11, 28 theoretical analysis
28 law: in any group of things, the most important only accounts for a small part, about 20%, and the remaining 80% is secondary, although it is the majority. Therefore, it is also called 28 law.
#28 theory and long tail theory data_category=data_category[data_category['Purchase volume']>0] value_8=data_category['Purchase volume'].sum()*0.8 value_10=data_category['Purchase volume'].sum() data_category=data_category.sort_values(by='Purchase volume',ascending=False) data_category['Cumulative purchase']=data_category['Purchase volume'].cumsum() data_category['classification']=data_category['Cumulative purchase'].map(lambda x:'Top 80%' if x<=value_8 else 'Last 20%') data_category.head()
data_category.groupby('classification')['classification'].count()/data_category['classification'].count()
The chart shows that about 15% of the top 80% of sales are contracted by commodity categories, which is close to the principle of February 8th. But we also see that nearly 20% of sales are provided by 85% of commodity categories.
For the traditional retail industry, because of the high cost, it can only provide profits for the first 20% of the goods;
For e-commerce, the space cost is reduced to zero, so that the last 80% of the goods can also be sold. Therefore, optimizing and recommending the goods in the long tail can bring greater benefits to the enterprise.
12, Analysis of user value RFM model
Meaning of RFM:
R (Recency): the interval between the last transaction of the customer. The greater the R value, the longer the date of customer transaction; otherwise, the closer the date of customer transaction.
F (Frequency): the number of transactions of the customer in the latest period of time. The larger the F value, the more frequent the customer transactions; otherwise, the less active the customer transactions.
M (Monetary): the amount of the customer's transaction in the latest period of time.

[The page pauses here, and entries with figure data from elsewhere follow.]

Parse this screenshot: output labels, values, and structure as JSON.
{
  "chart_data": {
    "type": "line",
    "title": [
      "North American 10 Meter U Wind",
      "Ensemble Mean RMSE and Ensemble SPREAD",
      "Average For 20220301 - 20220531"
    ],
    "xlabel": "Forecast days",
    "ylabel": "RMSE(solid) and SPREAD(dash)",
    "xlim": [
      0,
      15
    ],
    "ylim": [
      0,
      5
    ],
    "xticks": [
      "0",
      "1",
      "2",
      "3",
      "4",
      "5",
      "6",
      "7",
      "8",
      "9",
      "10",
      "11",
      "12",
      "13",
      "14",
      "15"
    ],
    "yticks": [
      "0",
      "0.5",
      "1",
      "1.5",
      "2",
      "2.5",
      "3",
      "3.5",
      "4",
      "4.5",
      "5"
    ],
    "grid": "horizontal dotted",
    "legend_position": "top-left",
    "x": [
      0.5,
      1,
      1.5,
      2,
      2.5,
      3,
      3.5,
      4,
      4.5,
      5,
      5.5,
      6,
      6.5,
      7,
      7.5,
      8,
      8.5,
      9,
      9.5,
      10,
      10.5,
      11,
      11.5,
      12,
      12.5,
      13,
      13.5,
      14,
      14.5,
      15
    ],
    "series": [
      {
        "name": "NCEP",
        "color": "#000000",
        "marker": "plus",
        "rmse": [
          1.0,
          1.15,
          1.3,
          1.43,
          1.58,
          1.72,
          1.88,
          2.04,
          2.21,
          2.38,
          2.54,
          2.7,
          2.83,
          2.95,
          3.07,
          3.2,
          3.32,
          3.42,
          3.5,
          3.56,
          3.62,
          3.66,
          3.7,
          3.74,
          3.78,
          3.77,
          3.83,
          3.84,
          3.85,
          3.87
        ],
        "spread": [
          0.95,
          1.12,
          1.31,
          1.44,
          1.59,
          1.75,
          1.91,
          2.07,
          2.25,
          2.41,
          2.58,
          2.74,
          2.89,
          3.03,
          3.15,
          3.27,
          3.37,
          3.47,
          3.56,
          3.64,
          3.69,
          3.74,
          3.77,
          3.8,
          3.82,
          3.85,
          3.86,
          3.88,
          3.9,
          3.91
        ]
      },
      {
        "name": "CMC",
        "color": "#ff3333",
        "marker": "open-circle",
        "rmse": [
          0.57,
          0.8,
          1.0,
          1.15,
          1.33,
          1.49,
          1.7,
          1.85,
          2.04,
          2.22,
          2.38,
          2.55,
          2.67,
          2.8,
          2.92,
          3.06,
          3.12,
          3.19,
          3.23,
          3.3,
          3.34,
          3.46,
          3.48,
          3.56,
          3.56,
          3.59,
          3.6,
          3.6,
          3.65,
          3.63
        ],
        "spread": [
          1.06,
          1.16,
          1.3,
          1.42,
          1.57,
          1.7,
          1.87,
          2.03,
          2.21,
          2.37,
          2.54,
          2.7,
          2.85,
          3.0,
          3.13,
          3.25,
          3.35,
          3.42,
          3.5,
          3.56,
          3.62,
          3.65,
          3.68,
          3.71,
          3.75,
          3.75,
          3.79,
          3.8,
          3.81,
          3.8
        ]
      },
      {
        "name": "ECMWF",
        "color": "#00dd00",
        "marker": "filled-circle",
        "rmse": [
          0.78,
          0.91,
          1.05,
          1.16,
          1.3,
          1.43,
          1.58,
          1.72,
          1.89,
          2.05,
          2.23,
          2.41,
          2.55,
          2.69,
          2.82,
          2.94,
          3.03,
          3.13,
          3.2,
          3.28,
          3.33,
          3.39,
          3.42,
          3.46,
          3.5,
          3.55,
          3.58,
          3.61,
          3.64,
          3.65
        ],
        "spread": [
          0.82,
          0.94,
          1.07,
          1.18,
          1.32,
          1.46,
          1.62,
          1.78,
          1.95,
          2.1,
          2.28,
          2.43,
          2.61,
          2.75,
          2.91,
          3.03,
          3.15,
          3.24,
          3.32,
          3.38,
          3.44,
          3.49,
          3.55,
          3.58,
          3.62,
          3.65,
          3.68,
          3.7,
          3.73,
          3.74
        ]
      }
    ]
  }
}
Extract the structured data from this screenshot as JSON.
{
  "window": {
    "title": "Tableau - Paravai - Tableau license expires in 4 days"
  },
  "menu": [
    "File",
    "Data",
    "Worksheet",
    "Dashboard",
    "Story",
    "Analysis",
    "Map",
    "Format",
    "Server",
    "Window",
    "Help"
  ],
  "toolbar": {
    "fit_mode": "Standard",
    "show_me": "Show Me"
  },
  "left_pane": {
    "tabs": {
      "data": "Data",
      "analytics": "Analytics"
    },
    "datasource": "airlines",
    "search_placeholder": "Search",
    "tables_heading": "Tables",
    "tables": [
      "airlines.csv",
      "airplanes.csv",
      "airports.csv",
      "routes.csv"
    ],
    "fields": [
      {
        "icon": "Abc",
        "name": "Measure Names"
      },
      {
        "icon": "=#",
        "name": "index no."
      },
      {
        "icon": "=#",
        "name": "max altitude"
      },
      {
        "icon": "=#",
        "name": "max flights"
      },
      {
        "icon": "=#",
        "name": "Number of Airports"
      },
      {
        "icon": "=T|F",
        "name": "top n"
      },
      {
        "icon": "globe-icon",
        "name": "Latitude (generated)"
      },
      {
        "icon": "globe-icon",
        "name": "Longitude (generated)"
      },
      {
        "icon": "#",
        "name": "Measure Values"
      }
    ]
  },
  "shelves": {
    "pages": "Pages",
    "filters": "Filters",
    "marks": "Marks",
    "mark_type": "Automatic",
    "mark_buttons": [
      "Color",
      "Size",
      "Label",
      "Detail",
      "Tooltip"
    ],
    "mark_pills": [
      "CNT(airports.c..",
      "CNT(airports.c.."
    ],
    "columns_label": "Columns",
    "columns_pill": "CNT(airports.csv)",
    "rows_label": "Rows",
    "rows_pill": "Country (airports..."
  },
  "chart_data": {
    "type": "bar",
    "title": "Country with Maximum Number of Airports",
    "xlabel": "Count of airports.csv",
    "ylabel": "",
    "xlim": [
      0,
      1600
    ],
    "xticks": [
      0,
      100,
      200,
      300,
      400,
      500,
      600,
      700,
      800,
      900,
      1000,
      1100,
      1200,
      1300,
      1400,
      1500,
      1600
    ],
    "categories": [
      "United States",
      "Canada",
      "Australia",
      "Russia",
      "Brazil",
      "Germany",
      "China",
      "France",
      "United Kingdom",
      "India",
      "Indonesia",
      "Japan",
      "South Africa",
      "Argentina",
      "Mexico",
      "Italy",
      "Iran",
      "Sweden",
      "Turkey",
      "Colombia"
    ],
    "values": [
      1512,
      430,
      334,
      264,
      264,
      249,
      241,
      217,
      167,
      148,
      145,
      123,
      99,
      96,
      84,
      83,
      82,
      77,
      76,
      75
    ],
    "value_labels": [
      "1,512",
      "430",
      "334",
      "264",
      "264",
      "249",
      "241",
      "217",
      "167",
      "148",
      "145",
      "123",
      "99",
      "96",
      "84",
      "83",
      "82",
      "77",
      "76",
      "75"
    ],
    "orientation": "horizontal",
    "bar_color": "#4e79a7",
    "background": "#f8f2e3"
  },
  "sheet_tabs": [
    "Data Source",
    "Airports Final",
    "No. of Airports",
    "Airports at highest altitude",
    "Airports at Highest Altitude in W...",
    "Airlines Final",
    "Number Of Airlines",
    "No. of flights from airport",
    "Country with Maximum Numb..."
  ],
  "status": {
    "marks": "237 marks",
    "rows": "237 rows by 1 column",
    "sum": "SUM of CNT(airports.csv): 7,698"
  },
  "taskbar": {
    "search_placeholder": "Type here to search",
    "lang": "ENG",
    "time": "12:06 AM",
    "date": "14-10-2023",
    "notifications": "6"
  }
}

The larger the m value, the higher the customer value; otherwise, the lower the customer value.
RFM analysis is a method to segment customer value according to the contribution of customer activity and transaction amount.
from datetime import datetime datenow=datetime(2014,12,20) #Latest purchase time per user recent_buy_time=data_user[data_user.behavior_type==4].groupby('user_id').date.apply(lambda x:datetime(2014,12,20)-x.sort_values().iloc[-1]).reset_index().rename(columns={'date':'recent'}) recent_buy_time.recent=recent_buy_time.recent.map(lambda x:x.days) #Consumption frequency per user buy_freq=data_user[data_user.behavior_type==4].groupby('user_id').date.count().reset_index().rename(columns={'date':'freq'}) rfm=pd.merge(recent_buy_time,buy_freq,left_on='user_id',right_on='user_id',how='outer') #Divide each dimension into two levels. The higher the score, the better rfm['recent_value']=pd.qcut(rfm.recent,2,labels=['2','1']) rfm['freq_value']=pd.qcut(rfm.freq,2,labels=['1','2']) rfm['rfm']=rfm['recent_value'].str.cat(rfm['freq_value']) rfm.head(10)
The table shows: because this data set does not provide consumption amount, only R and F can conduct user value analysis. Through RF user value analysis, 22 users are key users that need attention; For those with high loyalty and insufficient purchasing power such as 21, you can appropriately give some discounts or bundle sales to increase the purchase frequency of users. For 12 those with low loyalty and strong purchasing power, we need to pay attention to their shopping habits and do precision marketing.